Durante il resto del tempo, invece, cominciai a riposizionare convulsamente i vari oggetti presenti nella stanza. Lo feci probabilmente per evitare di trovarmi a dover rielaborare tutta quella situazione mentre mi trovavo lì da sola, avvolta da un silenzio in cui i pensieri tendevano a proliferare. In quel momento, comunque, preferii pensare che la vera ragione per cui lo facevo fosse che, se proprio avessi dovuto restare lì ancora a lungo, avrei almeno desiderato che il luogo della mia reclusione somigliasse un po' meno a una topaia.

Impilai ordinatamente svariate casse di legno contro una parete, finché quest'ultima non ne fu completamente ricoperta. Dopo averli sigillati come meglio potevo, sistemai allo stesso modo i numerosi scatoloni abbandonati in diversi punti della stanza.

Quando udii  il tintinnio di un mazzo di chiavi e poi lo scatto della serratura, stavo trascinando uno degli ultimi scatoloni verso il fondo della stanza, insieme a tutti gli altri.

La porta venne spalancata con un rumore secco e mi voltai di scatto, guardando in silenzio la figura di Harry che faceva capolino all'interno della stanza.

Lo seguii con lo sguardo, mentre lui osservava incuriosito la parete alle mie spalle, ove avevo spostato casse e scatoloni.

"Che diavolo fai?" domandò con quel suo solito tono del tutto disinteressato.

"Non importa" borbottò qualche secondo dopo, senza attendere una mia risposta. "Ti ho portato qualcosa da mangiare" aggiunse poi, passandosi una mano sulla nuca.

Mi porse uno dei due sacchetti di carta scura che reggeva tra le mani e io, un po' titubante, lo presi.

"Uhm... grazie" mormorai, non sapendo bene che altro dire.

Quando lo vidi voltarsi e avviarsi alla porta per andare via, non so dire esattamente cosa diavolo mi passò per la testa.

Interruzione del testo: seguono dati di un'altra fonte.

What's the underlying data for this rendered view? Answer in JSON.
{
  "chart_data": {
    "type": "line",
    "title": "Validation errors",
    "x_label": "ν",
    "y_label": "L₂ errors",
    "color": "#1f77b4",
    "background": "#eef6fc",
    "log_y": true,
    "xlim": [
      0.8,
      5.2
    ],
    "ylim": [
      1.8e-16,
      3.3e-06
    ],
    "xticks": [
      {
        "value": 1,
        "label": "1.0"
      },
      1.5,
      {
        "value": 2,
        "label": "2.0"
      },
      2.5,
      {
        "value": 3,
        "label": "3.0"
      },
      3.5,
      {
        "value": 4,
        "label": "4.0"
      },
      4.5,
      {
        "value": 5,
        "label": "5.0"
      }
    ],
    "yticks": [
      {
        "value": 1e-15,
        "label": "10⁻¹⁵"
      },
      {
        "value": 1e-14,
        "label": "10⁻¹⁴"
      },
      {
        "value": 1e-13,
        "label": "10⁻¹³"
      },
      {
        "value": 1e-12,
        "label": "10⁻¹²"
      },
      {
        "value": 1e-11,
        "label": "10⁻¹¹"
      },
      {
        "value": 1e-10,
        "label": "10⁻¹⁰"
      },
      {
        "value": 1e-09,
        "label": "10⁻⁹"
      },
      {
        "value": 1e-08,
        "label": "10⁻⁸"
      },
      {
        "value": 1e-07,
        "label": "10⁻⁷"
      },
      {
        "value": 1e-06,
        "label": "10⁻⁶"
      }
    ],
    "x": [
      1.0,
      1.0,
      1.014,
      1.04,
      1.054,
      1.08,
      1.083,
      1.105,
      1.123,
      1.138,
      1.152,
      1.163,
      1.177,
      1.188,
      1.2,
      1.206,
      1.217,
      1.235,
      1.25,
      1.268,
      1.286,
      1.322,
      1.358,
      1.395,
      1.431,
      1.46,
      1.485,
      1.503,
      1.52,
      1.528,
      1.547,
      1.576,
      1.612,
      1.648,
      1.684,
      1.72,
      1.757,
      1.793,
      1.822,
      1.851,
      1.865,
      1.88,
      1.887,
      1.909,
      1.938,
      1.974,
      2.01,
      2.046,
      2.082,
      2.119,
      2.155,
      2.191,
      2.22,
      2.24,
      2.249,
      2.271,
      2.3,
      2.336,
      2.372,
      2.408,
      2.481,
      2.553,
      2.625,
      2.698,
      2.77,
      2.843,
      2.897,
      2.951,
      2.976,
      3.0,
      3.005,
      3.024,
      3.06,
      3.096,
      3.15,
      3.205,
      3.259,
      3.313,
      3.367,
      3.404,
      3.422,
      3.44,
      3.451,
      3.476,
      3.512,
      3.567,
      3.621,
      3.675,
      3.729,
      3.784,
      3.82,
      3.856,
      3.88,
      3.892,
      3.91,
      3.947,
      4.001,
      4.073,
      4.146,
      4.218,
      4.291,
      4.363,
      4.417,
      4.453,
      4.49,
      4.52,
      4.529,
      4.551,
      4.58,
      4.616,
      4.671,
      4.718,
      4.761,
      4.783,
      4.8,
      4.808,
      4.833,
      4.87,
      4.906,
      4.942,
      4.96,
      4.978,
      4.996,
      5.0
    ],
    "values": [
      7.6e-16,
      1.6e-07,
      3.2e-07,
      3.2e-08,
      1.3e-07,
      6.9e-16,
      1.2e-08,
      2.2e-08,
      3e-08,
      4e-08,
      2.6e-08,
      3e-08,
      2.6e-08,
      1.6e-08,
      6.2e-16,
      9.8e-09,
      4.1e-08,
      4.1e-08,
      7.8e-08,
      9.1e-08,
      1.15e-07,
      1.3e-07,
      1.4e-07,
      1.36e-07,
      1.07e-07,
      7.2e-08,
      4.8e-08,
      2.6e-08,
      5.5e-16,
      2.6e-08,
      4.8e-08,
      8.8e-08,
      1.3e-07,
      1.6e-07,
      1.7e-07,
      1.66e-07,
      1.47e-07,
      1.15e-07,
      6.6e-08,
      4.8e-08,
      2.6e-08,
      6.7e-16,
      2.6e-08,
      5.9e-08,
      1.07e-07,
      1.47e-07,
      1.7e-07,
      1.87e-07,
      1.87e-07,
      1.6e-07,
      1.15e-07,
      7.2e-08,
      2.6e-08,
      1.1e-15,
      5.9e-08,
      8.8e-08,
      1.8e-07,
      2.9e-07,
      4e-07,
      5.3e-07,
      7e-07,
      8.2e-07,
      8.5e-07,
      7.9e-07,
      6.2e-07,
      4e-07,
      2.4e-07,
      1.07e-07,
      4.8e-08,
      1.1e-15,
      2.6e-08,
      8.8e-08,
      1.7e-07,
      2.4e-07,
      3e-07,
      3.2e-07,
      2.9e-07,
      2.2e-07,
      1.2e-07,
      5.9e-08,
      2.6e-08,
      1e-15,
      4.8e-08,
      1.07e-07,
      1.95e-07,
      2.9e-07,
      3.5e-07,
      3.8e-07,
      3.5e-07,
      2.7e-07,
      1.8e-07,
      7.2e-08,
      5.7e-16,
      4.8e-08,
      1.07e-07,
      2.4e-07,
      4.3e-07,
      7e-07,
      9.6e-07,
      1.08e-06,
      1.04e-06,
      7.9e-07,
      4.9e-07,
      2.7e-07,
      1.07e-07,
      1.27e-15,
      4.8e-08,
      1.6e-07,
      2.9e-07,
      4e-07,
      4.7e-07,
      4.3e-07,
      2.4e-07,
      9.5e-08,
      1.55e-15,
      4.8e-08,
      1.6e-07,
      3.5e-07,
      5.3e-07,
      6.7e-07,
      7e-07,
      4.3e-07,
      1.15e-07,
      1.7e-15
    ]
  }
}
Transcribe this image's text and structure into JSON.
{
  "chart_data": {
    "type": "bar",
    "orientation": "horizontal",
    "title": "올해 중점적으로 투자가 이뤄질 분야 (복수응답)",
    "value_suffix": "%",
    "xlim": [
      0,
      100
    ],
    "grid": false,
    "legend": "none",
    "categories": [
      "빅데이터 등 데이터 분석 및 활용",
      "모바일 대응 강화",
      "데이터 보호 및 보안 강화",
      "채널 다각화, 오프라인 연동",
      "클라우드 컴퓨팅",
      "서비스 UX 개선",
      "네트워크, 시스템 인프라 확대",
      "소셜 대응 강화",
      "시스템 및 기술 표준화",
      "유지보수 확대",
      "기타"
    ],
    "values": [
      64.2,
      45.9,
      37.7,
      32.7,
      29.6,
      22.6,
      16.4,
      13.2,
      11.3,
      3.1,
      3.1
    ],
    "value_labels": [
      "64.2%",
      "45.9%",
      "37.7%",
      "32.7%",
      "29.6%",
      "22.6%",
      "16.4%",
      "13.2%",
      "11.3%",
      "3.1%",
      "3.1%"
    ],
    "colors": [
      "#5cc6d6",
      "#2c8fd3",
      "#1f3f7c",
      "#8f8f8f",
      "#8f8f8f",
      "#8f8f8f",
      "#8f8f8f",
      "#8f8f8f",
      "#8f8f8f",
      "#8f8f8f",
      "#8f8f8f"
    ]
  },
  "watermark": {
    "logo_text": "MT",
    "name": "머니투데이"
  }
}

Quella che gli posi, d'istinto e senza fermarmi a riflettere, era una domanda che mi girava silenziosamente per la testa da parecchie ore, probabilmente dal momento stesso in cui l'avevo incontrato.

"Non l'hai mai fatto, vero?" chiesi piano, anche se dal mio tono pareva più un'affermazione che una domanda.

"Fatto cosa?" ripeté lui, scettico e probabilmente sorpreso che avessi osato aprire bocca.

"Questo." Agitai le braccia intorno a noi, indicando la stanza grigia e spoglia. "Insomma... rapire qualcuno."

Suonava così strano e surreale, se detto ad alta voce.

Lui aggrottò la fronte e pressò le labbra in una linea sottile, poi si voltò e mosse qualche passo in direzione opposta alla mia. Immaginai che se ne stesse andando, così mi limitai a sospirare rassegnata e presi posto su una bassa pila di quelle vecchie casse, poggiando il sacchetto scuro sulle mie gambe.

Harry mi lasciò piuttosto sorpresa quando, anziché lasciare la stanza, si sedette sul polveroso materasso, posizionandosi esattamente di fronte a me, a pochi metri di distanza.